Machine learning techniques are becoming increasingly popular in the financial industry. They are typically used to help predict asset price patterns, volatility regimes, etc. The course starts by formalizing the concept of “learning” and providing an overview of various learning techniques. The subsequent lectures analyze in detail some of the most popular machine learning algorithms such as neutral networks and support vector machines. We then introduce various smoothing tools (kernel regression, wavelets, HHTs) which have historically been developed for signal processing applications but have found their way into finance over the last few years. Those methods can be used as stand alone or jointly with other learning algorithms, e.g. SVM. Finally, we shall analyze issues related to model selection and how to combine different models to improve the learning outcome. Trading applications using real market data will be presented during the course.
Survival Models and Actuarial Applications (7.5 ECTS)
Survival models are fundamental to actuarial work, as well as being a key concept in medical statistics. This module will introduce the ideas, placing particular emphasis on actuarial applications. Concepts of survival models, right and left censored and randomly censored data. Estimation procedures for lifetime distributions: empirical survival functions, Kaplan-Meier estimates, Cox model. Statistical models of transfers between multiple states, maximum likelihood estimators. Counting process models.
Actuarial Applications: Life table data and expectation of life. Binomial model of mortality. The Poisson model. Estimation of transition intensities that depend on age. Graduation and testing crude and smoothed estimates for consistency.
For M4S14/M5S14: All of the above and additionally, masters level material to be self-studied (based on master level textbook/research monograph/paper).
Time Series (7.5 ECTS)
Please note: this module currently runs in the Autumn term
Time series analysis is an important area of statistics with applications in finance, engineering and many physical sciences plus areas such as neuroscience in medicine.
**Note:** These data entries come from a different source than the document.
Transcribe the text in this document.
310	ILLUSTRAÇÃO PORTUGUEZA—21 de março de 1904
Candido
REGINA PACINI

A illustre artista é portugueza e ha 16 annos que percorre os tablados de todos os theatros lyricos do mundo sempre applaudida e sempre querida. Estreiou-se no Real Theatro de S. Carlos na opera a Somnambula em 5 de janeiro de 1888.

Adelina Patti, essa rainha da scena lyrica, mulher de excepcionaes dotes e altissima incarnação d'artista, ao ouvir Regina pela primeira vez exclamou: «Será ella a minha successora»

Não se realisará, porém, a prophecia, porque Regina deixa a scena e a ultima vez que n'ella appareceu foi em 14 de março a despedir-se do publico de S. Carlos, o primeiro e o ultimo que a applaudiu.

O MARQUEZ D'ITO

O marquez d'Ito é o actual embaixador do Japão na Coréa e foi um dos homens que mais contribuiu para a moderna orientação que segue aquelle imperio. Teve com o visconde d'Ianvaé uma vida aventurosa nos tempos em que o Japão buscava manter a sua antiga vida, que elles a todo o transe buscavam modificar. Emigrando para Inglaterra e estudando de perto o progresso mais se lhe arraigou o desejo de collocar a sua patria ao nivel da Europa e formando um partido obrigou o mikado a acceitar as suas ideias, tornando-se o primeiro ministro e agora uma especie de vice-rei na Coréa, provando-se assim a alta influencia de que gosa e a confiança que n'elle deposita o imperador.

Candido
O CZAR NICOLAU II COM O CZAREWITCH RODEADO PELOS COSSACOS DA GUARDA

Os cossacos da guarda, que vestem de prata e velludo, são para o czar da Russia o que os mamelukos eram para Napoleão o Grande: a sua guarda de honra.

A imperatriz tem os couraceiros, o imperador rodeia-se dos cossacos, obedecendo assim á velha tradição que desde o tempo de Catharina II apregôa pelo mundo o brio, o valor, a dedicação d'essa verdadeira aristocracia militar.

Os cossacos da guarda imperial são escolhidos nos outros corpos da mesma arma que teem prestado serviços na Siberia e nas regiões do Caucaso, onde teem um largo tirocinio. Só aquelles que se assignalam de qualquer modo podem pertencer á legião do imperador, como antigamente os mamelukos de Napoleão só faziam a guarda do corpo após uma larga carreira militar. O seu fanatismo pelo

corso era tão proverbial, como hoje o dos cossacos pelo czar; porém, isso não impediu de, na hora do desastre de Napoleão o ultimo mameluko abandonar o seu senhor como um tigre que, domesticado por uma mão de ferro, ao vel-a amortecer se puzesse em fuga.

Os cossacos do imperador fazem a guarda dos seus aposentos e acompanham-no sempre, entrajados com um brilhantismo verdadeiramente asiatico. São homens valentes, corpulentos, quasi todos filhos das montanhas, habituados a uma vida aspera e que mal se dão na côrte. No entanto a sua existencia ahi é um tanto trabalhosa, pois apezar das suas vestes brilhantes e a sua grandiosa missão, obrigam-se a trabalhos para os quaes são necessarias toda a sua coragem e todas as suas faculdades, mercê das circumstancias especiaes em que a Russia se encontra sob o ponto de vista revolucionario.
This module covers introductory ideas in both the time domain and frequency domain areas of the subject. Topics:
Real examples, stationarity, autocovariance sequences, covariance matrices for segments, examples of discrete stationary processes, trend removal and seasonal adjustment, the general linear process, spectral representation, sampling and aliasing, linear filtering, estimation of mean and autocovariance, spectral estimation via the periodogram, tapering for bias reduction, autoregressive processes and estimation of their parameters, parametric and non-parametric bivariate time series, coherence, forecasting.